The iPad users don't move on to a new iPad at contract end time. They sell like laptops, which they are replacing at a great rate.
iPhones are a continuing sales item as users sign a contract extension to get a new iPhone.
Quote:
Originally Posted by AppleInsider
2012 iPhone to drive the "largest product cycle in consumer electronics' history" when it arrives later this year.
That's putting a lot of pressure on Apple to delivery something truly amazing which is a bit unfair.
It's a shame they moved the iPhone from WWDC - it was nice getting a new iPhone at the start of summer every year. I always find October kind of depressing with winter moving in and 3 months of Christmas hype to endure. I still don't understand it - who buys an iPhone for Christmas? An iPhone is the sort of thing people generally buy for themselves in my experience given all the contract complications, etc.
But that's the way analysts work when it comes to Apple. The analysts dream up something that Apple is supposed to be working on and then hype it to the moon, citing unachievable specs and price points. Then, when Apple fails to deliver this stupendous product and only delivers a mind-numbingly great product instead, the stock craters.

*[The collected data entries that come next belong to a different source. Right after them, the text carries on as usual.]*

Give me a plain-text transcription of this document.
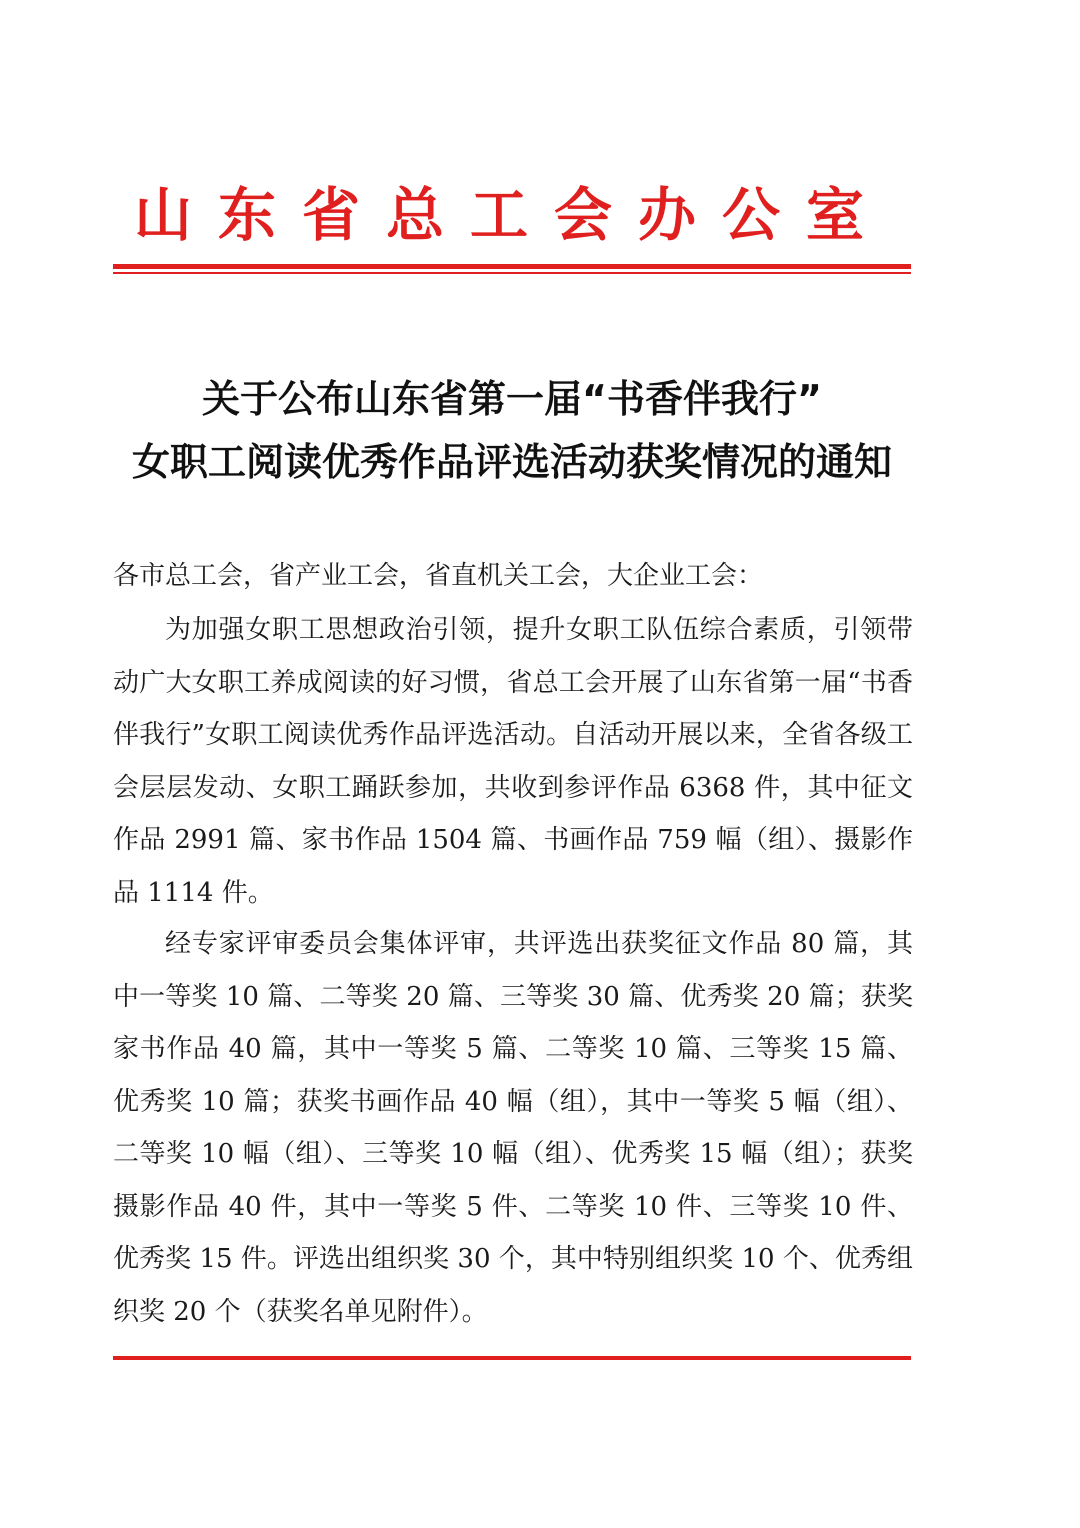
山东省总工会办公室
关于公布山东省第一届“书香伴我行”
女职工阅读优秀作品评选活动获奖情况的通知
各市总工会，省产业工会，省直机关工会，大企业工会：

为加强女职工思想政治引领，提升女职工队伍综合素质，引领带动广大女职工养成阅读的好习惯，省总工会开展了山东省第一届“书香伴我行”女职工阅读优秀作品评选活动。自活动开展以来，全省各级工会层层发动、女职工踊跃参加，共收到参评作品 6368 件，其中征文作品 2991 篇、家书作品 1504 篇、书画作品 759 幅（组）、摄影作品 1114 件。

经专家评审委员会集体评审，共评选出获奖征文作品 80 篇，其中一等奖 10 篇、二等奖 20 篇、三等奖 30 篇、优秀奖 20 篇；获奖家书作品 40 篇，其中一等奖 5 篇、二等奖 10 篇、三等奖 15 篇、优秀奖 10 篇；获奖书画作品 40 幅（组），其中一等奖 5 幅（组）、二等奖 10 幅（组）、三等奖 10 幅（组）、优秀奖 15 幅（组）；获奖摄影作品 40 件，其中一等奖 5 件、二等奖 10 件、三等奖 10 件、优秀奖 15 件。评选出组织奖 30 个，其中特别组织奖 10 个、优秀组织奖 20 个（获奖名单见附件）。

It's the standard method of operation when it comes to Apple stock. Hype like crazy, then sell your stock before the actual announcement, then after you've cause the stock to sink from the announcement failing to meet your imagination, buy back in at a lower price. Rinse. Repeat.

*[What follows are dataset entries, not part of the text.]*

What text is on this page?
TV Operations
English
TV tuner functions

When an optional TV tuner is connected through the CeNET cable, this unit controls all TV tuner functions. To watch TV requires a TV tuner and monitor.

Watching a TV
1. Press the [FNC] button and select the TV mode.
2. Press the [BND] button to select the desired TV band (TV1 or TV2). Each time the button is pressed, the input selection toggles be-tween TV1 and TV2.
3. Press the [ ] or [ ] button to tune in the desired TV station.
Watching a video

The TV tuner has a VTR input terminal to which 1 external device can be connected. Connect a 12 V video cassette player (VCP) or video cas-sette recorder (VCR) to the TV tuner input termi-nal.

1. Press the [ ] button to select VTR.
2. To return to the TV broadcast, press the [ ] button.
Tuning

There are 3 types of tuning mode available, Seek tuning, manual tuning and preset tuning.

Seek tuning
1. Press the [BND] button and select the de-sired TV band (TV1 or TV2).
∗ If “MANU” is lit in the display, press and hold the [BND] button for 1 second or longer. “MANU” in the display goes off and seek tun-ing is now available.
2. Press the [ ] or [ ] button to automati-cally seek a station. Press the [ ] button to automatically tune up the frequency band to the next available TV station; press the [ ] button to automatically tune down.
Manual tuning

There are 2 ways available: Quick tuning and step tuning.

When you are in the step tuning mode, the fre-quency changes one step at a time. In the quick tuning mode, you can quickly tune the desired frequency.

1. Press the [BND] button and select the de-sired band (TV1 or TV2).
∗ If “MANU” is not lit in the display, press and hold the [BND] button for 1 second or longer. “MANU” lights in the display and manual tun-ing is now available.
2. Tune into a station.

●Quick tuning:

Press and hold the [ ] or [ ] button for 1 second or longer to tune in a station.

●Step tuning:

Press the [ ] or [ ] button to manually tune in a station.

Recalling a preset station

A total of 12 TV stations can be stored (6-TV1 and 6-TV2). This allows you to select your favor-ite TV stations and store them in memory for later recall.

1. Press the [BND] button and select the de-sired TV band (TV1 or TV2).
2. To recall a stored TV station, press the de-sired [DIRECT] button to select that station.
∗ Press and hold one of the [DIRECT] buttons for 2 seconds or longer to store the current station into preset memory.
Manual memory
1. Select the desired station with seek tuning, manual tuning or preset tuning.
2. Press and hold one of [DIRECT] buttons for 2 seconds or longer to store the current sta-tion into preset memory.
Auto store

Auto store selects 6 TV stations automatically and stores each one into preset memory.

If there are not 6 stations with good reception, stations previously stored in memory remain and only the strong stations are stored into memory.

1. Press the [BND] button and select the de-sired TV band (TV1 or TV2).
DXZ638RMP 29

I want to do that as well, since my Garmin Oregon 550t is a total piece of crap. Infuriating software for the Mac to boot.
What software do you use on your bicycle? Do you have a waterproof case for it?
Thanks!
With these kind of analysts predictions, sooner or later AAPL will have more cash on hand (rising at rates of 15 eps/Q) than what Wst values the company (P/E compression of some 3 per year). By 2014, cash would equal stock price
In fact, cash-discounted, current P/E of AAPL is lower than in the worst times of Lehman's. That was the time when analysts were predicting the recently launched iPhone to be a complete failure.
Quote:
Originally Posted by Woodlink
Seems like every Target, Best Buy, and Walmart I visit has 10-20 of the things in stock.

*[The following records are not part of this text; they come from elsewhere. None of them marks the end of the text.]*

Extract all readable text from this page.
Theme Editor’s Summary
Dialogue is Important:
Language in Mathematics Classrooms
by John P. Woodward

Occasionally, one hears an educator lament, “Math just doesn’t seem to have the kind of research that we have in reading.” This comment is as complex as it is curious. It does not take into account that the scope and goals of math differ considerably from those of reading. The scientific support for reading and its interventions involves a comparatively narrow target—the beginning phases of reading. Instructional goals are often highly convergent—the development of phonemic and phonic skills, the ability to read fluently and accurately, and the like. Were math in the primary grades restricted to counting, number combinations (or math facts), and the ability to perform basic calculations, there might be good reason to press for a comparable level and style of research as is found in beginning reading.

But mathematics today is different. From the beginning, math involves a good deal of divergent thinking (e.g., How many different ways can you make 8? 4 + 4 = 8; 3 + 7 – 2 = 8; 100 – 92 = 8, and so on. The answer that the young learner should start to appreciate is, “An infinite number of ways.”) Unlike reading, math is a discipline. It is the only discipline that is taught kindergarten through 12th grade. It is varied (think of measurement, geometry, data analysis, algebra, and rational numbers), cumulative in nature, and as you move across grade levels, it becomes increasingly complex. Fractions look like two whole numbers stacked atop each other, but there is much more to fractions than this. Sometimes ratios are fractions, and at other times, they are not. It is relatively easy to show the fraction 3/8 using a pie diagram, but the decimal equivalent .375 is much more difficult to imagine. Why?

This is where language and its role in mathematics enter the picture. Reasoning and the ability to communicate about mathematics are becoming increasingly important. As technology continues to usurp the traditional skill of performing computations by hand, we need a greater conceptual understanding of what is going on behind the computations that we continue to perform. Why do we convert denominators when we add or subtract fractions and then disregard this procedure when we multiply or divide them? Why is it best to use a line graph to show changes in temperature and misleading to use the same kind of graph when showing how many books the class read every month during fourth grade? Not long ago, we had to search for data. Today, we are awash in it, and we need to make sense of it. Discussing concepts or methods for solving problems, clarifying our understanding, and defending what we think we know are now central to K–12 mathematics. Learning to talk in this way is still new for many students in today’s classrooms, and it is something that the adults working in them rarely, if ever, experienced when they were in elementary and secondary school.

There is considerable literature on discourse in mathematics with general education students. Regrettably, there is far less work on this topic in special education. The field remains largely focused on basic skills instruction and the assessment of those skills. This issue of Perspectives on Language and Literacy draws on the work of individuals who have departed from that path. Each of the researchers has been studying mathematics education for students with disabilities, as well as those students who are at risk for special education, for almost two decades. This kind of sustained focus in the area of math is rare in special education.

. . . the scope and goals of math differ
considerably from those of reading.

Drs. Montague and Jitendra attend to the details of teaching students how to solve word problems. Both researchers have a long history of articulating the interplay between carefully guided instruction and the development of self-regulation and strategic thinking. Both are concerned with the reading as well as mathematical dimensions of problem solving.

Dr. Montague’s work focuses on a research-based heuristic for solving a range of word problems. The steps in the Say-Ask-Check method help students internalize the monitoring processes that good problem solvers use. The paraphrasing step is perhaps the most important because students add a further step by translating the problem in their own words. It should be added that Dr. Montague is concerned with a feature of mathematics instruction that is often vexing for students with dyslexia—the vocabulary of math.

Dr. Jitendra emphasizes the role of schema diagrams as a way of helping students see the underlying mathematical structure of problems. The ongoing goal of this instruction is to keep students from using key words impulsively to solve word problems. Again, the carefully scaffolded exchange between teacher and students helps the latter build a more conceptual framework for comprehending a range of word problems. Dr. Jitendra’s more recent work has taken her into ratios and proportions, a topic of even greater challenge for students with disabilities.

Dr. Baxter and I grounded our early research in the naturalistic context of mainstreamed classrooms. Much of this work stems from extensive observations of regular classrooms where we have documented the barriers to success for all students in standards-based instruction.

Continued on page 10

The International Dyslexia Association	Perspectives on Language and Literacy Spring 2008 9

I, for one, think there is a point of saturation for the iPad that is reached much, much earlier than the iPhone.
I don't know what that point is, but the iPad market has to be smaller than the smartphone segment, and thus, saturation in some form is reached with lower per unit sales.
And the iPad is more sensitive to the state of the economy than the iPhone, since most people regard a phone as a necessity, while the iPad is a luxury item since most people who buy one already have a desktop and/or laptop.
Once the economy heats up, the iPad sales should climb. Unless Apple discontinues it due to slow sales, lol.
Quote:
Originally Posted by Woodlink
Seems like every Target, Best Buy, and Walmart I visit has 10-20 of the things in stock.
I, for one, think there is a point of saturation for the iPad that is reached much, much earlier than the iPhone.
I don't know what that point is, but the iPad market has to be smaller than the smartphone segment, and thus, saturation in some form is reached with lower per unit sales.
Quote:
Originally Posted by sessamoid
Not necessarily. Businesses aren't buying iPhones for POS terminals, but they do that with iPads. Hospitals aren't buying iPhones for order entry and charting, but they do with iPads. Schools aren't buying iPhones for their students, but they do with iPads. The iPad opens markets that weren't previously open to buying Apple hardware.
yep, what sessamoid said.
Had a doctor appointment yesterday. He came in with an iPad.
Going forward, seems their records are now mostly paperless. Uses DocsToGo, looks up everything online from their LAN.
There are four or five doctors in this medical group. Don't know how many staff also have iPads.
Went to a restaurant; order taken using an iPad. Order goes to kitchen right away, from the table.
Even if the consumer market for iPad might be near saturation, business is now discovering the product, and is leveraging its efficiency.